I reflected for a moment upon several possible blessings from our liturgy. Some of the messages I received from various Jewish organizations began with a blessing found in Birkot HaShachar, the blessings recited at the beginning of the morning service, which ends with the words, “matir assurim”, “who releases the bound”, where it is used as a metaphor for the bonds of sleep from which God awakens us daily. Others chose “Shehecheyanu” to capture the joy of the moment of reunion.

Ultimately, my answer was rooted in a less familiar blessing and custom based on a teaching by Rabbi Yehoshua ben Levi who said: One who sees a friend after thirty days have passed since last seeing him recites: Blessed…Who has given us life, sustained us and brought us to this time, “Shehecheyanu”. (Underlying the statement is the presumption that one has had no contact with that person throughout that time period. Modern technology has truly made this essentially obsolete.) Rabbi Yehoshua continues: One who sees his friend after twelve months recites: Blessed… m’chayeh meytim, who gives life to the dead. The Shulchan Aruch (Orach Chayim, 225) codifies this and adds, “this is for one who is very dear to him and is happy when seeing him.”

This feels most appropriate to me given the peril and certainty surrounding those held captive, how unknown their circumstances were, and the inability to have any contact with them for two years.
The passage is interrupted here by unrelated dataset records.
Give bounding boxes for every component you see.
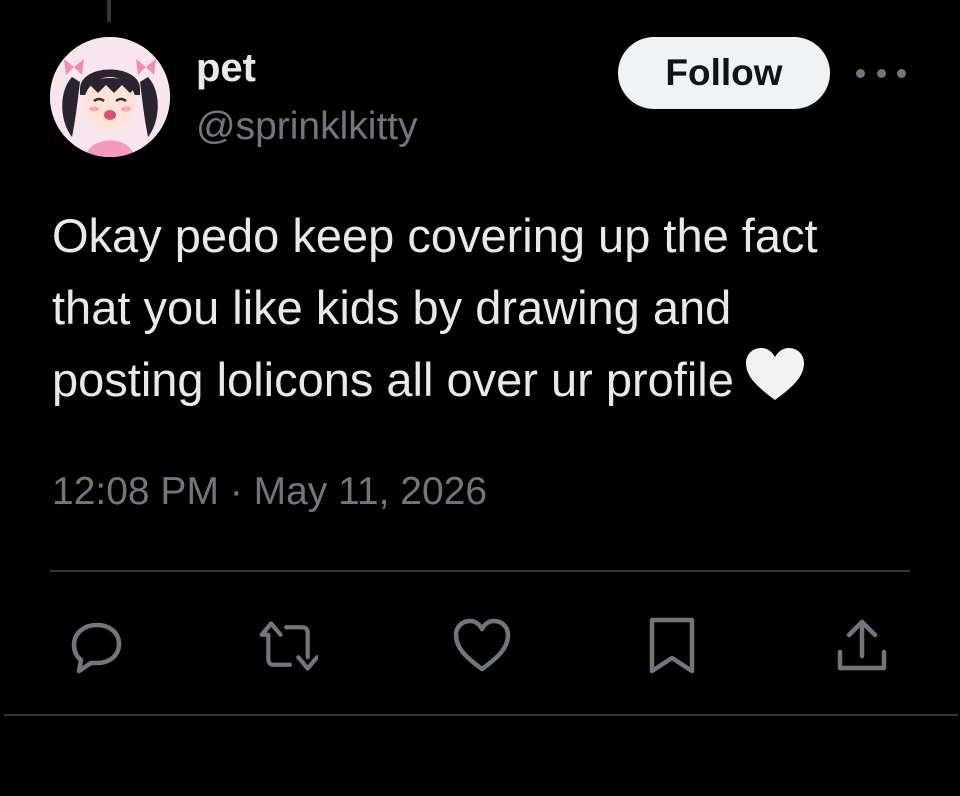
- bookmark-button[interactable]: [642, 616, 702, 676]
- anime-girl-avatar-image: [50, 37, 170, 157]
- more-dot: [856, 68, 865, 78]
- bookmark-icon: [649, 617, 695, 674]
- more-dot: [897, 68, 906, 78]
- share-icon: [837, 619, 887, 671]
- share-button[interactable]: [832, 616, 892, 676]
- more-options-icon[interactable]: [856, 58, 906, 88]
- author-display-name[interactable]: pet: [196, 44, 256, 92]
- heart-icon: [453, 618, 511, 672]
- thread-connector-line: [107, 0, 111, 22]
- divider: [4, 714, 958, 716]
- tweet-text-line-last: posting lolicons all over ur profile: [52, 344, 932, 422]
- tweet-text-line: posting lolicons all over ur profile: [52, 353, 734, 406]
- divider: [50, 570, 910, 572]
- reply-button[interactable]: [66, 616, 126, 676]
- tweet-text-line: that you like kids by drawing and: [52, 281, 732, 334]
- retweet-button[interactable]: [258, 616, 318, 676]
- follow-button[interactable]: Follow: [618, 37, 830, 109]
- like-button[interactable]: [452, 616, 512, 676]
- retweet-icon: [259, 621, 318, 671]
- tweet-text: Okay pedo keep covering up the fact that…: [52, 200, 932, 422]
- tweet-timestamp[interactable]: 12:08 PM · May 11, 2026: [52, 468, 487, 516]
- tweet-text-line: Okay pedo keep covering up the fact: [52, 209, 818, 262]
- more-dot: [876, 68, 886, 78]
- author-handle[interactable]: @sprinklkitty: [196, 103, 418, 151]
- white-heart-emoji-icon: [744, 346, 806, 422]
- reply-icon: [71, 622, 122, 674]
- avatar[interactable]: [50, 37, 170, 157]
The profound joy and relief felt across Israel and the Jewish world as these 20 living hostages return home after 738 days commands a prayer of thanksgiving even as we pray for their physical and spiritual healing. Also, we pray that God comfort the bereaved families who mourn those hostages who were murdered and pray that all of their bodies will soon be returned for proper burial and honor.

As we and conclude the holiday of Sukkot, we invoke the metaphor the sukkah represents in the prayer we recite each evening, “Ufros aleinu sukkat sh’lomekha – May You spread over us Your canopy of peace.”